Off as the 2-1 favorite among nine runners, Diamond King completed 1 1/8 miles in 1:50.31.
“I’m tickled to death. It was very impressive,” Servis said. “I was a little worried about the distance off a long layoff and he’s never really been that far because the only time he was he had that incident. I thought he did great. He handled himself well, relaxed really good, got to loafing a little bit in the stretch which I like to see because that tells me there’s more there. I’m happy with him.”
Holland Park wound up 1 ¼ lengths better than Noble Commander, who held third by 3 ¼ lengths over American Lincoln. Takedown came next and was followed by 5-2 second choice Still Having Fun, V.I.P. Code, Not Fake News and Dynamic Asset. Navy Commander and Split Verdict were scratched.
Bred in Kentucky by JSM Equine, Diamond is King was purchased for $235,000 at the 2017 Fasig-Tipton Maryland May 2-year-old sale. He’s out of the stakes-placed Malibu Moon mare Akron Moon.
Under the direction of Robert Reid Jr., Diamond King won his first two starts at Parx but clipped heels and dislodged Pennington when making his stakes debut in the Kentucky Jockey Club (G2) at Churchill Downs. He earned his first stakes tally when concluding his juvenile campaign with a victory in the 7-furlong Heft at Laurel in late December.
Leonard Green’s D.J. Stable purchased an interest after the Heft and Diamond King was transferred to Servis.

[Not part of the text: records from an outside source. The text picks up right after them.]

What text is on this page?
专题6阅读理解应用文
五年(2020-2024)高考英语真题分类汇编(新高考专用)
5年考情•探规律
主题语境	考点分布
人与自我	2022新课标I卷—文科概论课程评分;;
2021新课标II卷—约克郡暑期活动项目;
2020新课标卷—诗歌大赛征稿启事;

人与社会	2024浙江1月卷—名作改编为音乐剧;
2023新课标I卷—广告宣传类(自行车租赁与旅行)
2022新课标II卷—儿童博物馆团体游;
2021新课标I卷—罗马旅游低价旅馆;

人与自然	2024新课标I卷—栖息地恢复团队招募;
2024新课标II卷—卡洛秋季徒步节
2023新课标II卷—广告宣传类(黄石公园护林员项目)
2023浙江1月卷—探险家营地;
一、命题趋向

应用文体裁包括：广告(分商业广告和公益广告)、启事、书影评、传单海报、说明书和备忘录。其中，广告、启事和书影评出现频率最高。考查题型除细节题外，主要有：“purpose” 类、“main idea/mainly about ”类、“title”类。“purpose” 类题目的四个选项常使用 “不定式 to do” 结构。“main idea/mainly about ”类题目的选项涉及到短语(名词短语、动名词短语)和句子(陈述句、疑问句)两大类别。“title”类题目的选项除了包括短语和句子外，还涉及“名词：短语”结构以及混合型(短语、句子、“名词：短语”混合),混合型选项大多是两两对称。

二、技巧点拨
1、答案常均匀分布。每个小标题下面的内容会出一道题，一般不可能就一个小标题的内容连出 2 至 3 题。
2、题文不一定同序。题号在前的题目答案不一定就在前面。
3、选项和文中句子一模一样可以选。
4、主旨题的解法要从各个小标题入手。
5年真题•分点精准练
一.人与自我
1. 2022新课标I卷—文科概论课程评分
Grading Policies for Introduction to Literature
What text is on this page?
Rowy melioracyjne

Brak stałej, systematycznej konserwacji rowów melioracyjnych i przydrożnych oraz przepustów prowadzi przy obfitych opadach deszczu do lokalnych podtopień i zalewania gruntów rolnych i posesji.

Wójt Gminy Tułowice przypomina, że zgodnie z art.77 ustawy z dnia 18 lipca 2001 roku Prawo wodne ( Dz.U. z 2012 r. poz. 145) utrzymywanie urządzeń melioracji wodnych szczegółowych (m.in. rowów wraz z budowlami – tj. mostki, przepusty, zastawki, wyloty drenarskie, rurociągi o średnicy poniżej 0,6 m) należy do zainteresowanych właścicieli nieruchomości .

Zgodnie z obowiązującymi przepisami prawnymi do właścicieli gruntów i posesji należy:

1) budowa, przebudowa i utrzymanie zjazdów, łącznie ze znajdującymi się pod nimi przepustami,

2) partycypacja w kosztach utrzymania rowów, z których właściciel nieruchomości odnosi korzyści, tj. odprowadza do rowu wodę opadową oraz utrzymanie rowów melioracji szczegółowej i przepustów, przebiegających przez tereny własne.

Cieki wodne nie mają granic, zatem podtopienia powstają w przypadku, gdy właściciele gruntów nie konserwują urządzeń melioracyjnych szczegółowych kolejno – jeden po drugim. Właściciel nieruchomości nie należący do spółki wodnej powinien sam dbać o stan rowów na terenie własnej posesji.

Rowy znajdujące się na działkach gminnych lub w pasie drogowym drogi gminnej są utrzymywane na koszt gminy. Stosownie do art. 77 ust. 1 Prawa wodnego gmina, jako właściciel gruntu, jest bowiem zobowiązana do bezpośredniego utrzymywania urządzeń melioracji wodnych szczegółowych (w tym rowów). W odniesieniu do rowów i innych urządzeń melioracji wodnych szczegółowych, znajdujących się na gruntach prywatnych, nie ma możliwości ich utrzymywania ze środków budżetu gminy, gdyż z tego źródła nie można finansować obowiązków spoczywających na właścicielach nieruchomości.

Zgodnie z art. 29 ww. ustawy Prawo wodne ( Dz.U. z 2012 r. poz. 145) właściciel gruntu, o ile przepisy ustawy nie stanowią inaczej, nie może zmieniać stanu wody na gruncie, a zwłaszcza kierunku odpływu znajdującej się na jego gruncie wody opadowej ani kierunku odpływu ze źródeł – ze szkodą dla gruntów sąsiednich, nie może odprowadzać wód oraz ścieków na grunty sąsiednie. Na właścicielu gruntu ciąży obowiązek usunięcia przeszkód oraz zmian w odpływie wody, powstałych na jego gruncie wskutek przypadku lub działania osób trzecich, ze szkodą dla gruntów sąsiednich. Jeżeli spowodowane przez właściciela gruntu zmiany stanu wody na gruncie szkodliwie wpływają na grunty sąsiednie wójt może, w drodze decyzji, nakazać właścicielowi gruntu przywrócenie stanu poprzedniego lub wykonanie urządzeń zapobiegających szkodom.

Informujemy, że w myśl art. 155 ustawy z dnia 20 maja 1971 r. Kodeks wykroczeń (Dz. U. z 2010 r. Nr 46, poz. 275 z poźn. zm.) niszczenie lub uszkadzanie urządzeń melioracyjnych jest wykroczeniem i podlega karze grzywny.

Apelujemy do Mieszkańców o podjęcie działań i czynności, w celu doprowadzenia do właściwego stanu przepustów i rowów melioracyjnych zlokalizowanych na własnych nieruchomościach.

The Tesio marked the bay colt’s second start of the year and he’s now earned $222,600 from a 6-4-0-1 record.
“We were looking forward to the next race (after the Swale) and he got sick right before the race,” Zacney said. “He did everything right going into this race. I guess the only concern going into this race was the mile and an eighth, but there’s certainly no doubt after that.”
“He did it very nicely. He settled in nice going the mile and an eighth, which was fantastic,” Pennington added. “When it was time to go, I asked him and he gave it to me.”